CONFRARIA MÍNIMA, 20

as crónicas da Eventos...


Foto tirada daqui.


Do Caneiro à Doca*

António Cagica Rapaz

Eu só tomei consciência de viver numa vila quando comecei a passar férias na aldeia das Caixas e me fui habituando à expressão “ir à vila”. Naquele tempo, na década de cinquenta, para uma pessoa do campo, ir à vila era o mesmo que, para alguém de Sesimbra, ir a Lisboa. O campo era outro mundo, outra gente, outra fala, e certo distanciamento orgulhoso ditado por uma rivalidade ancestral e alguma antipatia à flor da pele. Eu era um intruso, vinha da vila, embora não tivesse sotaque comprometedor, não falava à pexito. E gostava tanto daquela aldeia, daquele universo, que fui adoptando usos, gestos e expressões que iam apagando os poucos traços de pexito que, eventualmente, me restassem. E foi neste processo de integração que aprendi a olhar de fora, da lonjura de uma dúzia de quilómetros, a nossa terra, a vila de Sesimbra.

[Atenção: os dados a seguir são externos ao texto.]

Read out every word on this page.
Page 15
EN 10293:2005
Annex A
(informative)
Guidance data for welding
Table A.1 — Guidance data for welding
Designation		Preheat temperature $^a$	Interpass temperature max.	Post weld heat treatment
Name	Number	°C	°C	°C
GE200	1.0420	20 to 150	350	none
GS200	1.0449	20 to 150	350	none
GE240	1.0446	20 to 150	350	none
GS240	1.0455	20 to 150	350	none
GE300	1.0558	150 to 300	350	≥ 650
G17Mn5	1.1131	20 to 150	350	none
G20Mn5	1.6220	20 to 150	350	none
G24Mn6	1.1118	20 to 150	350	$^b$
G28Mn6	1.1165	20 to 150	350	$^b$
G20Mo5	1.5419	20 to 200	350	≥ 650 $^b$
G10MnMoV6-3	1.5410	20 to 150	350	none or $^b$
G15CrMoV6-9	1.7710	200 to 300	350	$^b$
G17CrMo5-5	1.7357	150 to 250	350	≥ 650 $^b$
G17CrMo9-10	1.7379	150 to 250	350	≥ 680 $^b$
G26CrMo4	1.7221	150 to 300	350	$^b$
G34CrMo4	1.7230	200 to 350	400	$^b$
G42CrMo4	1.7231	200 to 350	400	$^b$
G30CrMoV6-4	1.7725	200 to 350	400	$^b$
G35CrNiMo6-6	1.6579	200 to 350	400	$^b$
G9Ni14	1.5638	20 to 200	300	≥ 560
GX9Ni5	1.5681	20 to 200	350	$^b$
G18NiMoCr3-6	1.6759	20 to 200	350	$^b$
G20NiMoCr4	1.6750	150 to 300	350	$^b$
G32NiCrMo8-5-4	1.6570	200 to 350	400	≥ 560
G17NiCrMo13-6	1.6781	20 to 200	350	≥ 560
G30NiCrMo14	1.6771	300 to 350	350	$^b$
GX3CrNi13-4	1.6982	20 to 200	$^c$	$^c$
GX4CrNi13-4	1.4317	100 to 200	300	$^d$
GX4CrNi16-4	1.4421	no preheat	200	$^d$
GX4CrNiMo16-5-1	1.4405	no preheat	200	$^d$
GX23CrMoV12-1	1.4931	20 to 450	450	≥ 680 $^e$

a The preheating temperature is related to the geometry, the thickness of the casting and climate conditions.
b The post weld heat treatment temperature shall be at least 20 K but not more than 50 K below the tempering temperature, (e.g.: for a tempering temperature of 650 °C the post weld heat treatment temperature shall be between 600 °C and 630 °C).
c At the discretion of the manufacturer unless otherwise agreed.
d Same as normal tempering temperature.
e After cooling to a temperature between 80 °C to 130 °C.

Hoje, à procura de assunto e recuando mais de cinquenta anos, chego à conclusão de que, quando migrava para as Caixas durante os três meses das férias de Verão, eu deixava o meu frágil bairrismo enterrado na praia, junto à Pedra Alta. Não era propriamente uma infidelidade, mas sim a fascinação perante uma realidade totalmente diferente da relativa monotonia da praia e do mar, a dois passos da rua dos Pescadores.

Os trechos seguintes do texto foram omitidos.